Don Jiménez è di Tarifa, e ha 59 anni. Fedele al carisma salesiano, si assicura che nelle case di cui è responsabile vengano promosse “l’educazione e l’evangelizzazione dei giovani, in particolare dei più svantaggiati”. Il lavoro quotidiano abbraccia più fronti: centri di accoglienza per minori che non hanno famiglia, per gli orfani a causa della guerra, per i ragazzi rifiutati – alle volte cacciati da casa perché accusati di stregoneria.
Per tutti questi ragazzi le case salesiane hanno sviluppato un ampio sistema di Formazione Professionale. “Abbiamo laboratori di falegnameria, muratura, meccanica automobilistica, saldatura…”, racconta don Jiménez. Per il salesiano l’obiettivo principale è che tutti loro possano avere un futuro. “La nostra intenzione è dare a questi giovani la possibilità di avere un’educazione e una formazione che permettano loro di essere autonomi e indipendenti nella vita. L’obiettivo è il reinserimento: famigliare, quando possibile, e quando non lo è, almeno sociale”.
Le case salesiane hanno anche scuole primarie e secondarie, che vengono frequentate anche da ragazzi che hanno una famiglia alle loro spalle; e diverse hanno anche una parrocchia, per sostenere l’evangelizzazione a supporto della Chiesa locale. “Alla fine, ogni casa fa un’analisi della situazione del luogo in cui si trova, vede quali sono i bisogni più urgenti della popolazione e stabilisce i servizi che possono essere più utili”.
Don Jiménez conosce bene la realtà della Repubblica Democratica del Congo, e spiega che ci sono altre malattie oltre alla famigerata Ebola. “L’Ebola crea una morte quasi immediata, ma la verità è che in Africa in generale e in Congo in particolare, una malattia che ha causato e continua a causare più morti è la Malaria”.

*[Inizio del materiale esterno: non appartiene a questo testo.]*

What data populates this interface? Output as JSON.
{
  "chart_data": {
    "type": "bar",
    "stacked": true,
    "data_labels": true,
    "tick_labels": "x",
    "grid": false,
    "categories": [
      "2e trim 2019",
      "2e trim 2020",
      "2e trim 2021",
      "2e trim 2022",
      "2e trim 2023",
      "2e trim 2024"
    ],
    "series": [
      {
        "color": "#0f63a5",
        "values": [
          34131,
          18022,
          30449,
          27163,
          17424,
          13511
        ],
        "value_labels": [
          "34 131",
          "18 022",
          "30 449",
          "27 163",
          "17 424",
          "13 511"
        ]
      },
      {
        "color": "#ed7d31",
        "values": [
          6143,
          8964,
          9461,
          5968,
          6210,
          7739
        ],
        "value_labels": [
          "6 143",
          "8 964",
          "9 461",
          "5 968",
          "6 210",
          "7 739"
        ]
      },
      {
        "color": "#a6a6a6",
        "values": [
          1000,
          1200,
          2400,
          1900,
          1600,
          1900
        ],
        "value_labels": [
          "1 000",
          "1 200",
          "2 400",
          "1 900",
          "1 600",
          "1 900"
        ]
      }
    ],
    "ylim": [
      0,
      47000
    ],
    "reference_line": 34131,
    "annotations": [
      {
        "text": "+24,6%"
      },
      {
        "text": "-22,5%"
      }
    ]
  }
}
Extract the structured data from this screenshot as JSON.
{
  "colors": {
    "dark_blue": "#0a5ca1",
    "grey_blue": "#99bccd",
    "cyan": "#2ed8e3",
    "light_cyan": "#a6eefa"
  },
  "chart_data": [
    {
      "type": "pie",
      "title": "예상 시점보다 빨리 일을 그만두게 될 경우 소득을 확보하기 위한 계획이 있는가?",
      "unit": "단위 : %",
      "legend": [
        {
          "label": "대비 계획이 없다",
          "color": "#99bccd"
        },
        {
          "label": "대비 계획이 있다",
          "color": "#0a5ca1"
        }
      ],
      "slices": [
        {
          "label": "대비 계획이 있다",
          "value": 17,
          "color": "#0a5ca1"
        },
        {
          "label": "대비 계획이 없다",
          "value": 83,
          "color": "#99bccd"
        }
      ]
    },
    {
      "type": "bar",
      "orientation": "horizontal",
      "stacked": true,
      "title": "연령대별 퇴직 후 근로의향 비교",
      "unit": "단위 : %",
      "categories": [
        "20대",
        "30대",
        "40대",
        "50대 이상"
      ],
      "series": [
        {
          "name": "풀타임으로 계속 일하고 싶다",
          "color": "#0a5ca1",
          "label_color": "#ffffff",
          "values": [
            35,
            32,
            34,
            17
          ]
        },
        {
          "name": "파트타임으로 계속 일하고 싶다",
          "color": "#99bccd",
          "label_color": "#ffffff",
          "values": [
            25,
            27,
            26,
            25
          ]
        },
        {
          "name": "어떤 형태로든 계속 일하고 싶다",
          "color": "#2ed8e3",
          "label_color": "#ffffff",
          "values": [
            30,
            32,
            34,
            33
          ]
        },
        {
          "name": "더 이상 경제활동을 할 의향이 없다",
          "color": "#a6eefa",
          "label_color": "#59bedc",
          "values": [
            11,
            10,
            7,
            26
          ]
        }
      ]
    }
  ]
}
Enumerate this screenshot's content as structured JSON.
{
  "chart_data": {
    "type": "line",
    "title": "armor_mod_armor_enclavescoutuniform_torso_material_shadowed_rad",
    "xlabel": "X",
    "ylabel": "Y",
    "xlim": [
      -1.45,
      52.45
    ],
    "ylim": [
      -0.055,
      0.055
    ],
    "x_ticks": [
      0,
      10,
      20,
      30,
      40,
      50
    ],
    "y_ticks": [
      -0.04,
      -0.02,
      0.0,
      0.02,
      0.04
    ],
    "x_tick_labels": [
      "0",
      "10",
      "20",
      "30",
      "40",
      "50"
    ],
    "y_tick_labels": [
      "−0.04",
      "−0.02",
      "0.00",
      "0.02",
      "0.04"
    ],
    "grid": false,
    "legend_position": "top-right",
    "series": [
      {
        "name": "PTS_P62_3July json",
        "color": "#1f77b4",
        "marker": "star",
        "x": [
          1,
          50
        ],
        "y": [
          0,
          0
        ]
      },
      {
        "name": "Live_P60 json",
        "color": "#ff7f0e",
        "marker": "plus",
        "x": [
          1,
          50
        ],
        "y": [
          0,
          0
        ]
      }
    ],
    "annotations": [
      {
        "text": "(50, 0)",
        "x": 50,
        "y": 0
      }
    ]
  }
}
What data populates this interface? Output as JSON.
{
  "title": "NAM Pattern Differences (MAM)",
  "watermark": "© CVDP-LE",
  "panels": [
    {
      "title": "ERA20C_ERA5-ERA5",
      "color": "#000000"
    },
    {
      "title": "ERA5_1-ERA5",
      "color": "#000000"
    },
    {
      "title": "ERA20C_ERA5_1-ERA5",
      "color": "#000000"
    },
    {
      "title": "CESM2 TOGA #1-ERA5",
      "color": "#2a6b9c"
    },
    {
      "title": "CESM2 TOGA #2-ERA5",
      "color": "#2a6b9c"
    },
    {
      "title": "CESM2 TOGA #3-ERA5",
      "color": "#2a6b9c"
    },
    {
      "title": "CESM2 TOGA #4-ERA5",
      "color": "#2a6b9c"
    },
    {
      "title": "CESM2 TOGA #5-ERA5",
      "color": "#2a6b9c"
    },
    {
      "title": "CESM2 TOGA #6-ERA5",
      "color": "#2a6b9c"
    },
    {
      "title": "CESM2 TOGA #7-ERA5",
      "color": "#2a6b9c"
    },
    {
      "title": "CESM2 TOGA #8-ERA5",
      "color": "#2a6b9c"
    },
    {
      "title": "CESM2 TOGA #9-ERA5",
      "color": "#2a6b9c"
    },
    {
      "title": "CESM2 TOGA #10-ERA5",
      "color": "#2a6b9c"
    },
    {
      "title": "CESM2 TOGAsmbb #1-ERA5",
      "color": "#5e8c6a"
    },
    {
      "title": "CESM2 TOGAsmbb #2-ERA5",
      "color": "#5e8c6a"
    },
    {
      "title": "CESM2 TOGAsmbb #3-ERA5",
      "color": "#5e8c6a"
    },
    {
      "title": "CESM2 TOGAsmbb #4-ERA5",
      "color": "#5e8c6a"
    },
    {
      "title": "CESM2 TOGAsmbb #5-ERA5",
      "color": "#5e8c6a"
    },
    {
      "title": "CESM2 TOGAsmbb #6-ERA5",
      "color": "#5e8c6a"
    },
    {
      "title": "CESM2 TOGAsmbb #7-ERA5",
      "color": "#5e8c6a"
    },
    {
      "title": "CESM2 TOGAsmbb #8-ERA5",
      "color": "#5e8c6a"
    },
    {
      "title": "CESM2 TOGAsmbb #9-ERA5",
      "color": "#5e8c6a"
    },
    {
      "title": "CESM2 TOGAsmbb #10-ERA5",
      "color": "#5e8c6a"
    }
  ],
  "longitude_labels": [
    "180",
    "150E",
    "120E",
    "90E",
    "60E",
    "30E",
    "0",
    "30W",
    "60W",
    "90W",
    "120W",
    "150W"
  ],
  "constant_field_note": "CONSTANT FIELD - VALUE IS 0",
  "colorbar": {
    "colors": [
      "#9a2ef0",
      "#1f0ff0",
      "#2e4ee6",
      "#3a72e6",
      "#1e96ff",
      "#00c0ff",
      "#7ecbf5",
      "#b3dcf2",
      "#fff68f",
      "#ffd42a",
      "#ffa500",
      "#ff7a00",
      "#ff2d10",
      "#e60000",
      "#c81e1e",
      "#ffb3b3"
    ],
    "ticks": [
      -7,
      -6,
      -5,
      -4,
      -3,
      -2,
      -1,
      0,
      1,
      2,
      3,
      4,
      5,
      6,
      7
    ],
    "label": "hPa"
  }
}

Il religioso salesiano riconosce che l’Africa deve fronteggiare molti problemi; e tuttavia “c’è una serie di valori che purtroppo vengono ignorati, e viene presentato solo il volto doloroso e miserabile dei Paesi africani. A me, africano d’adozione, tutto questo fa male. In Africa non ci sono solo problemi, ci sono anche vita e speranza, ed è questo che ci rende felici di trascorrere la nostra vita per queste persone che valgono la nostra dedizione”.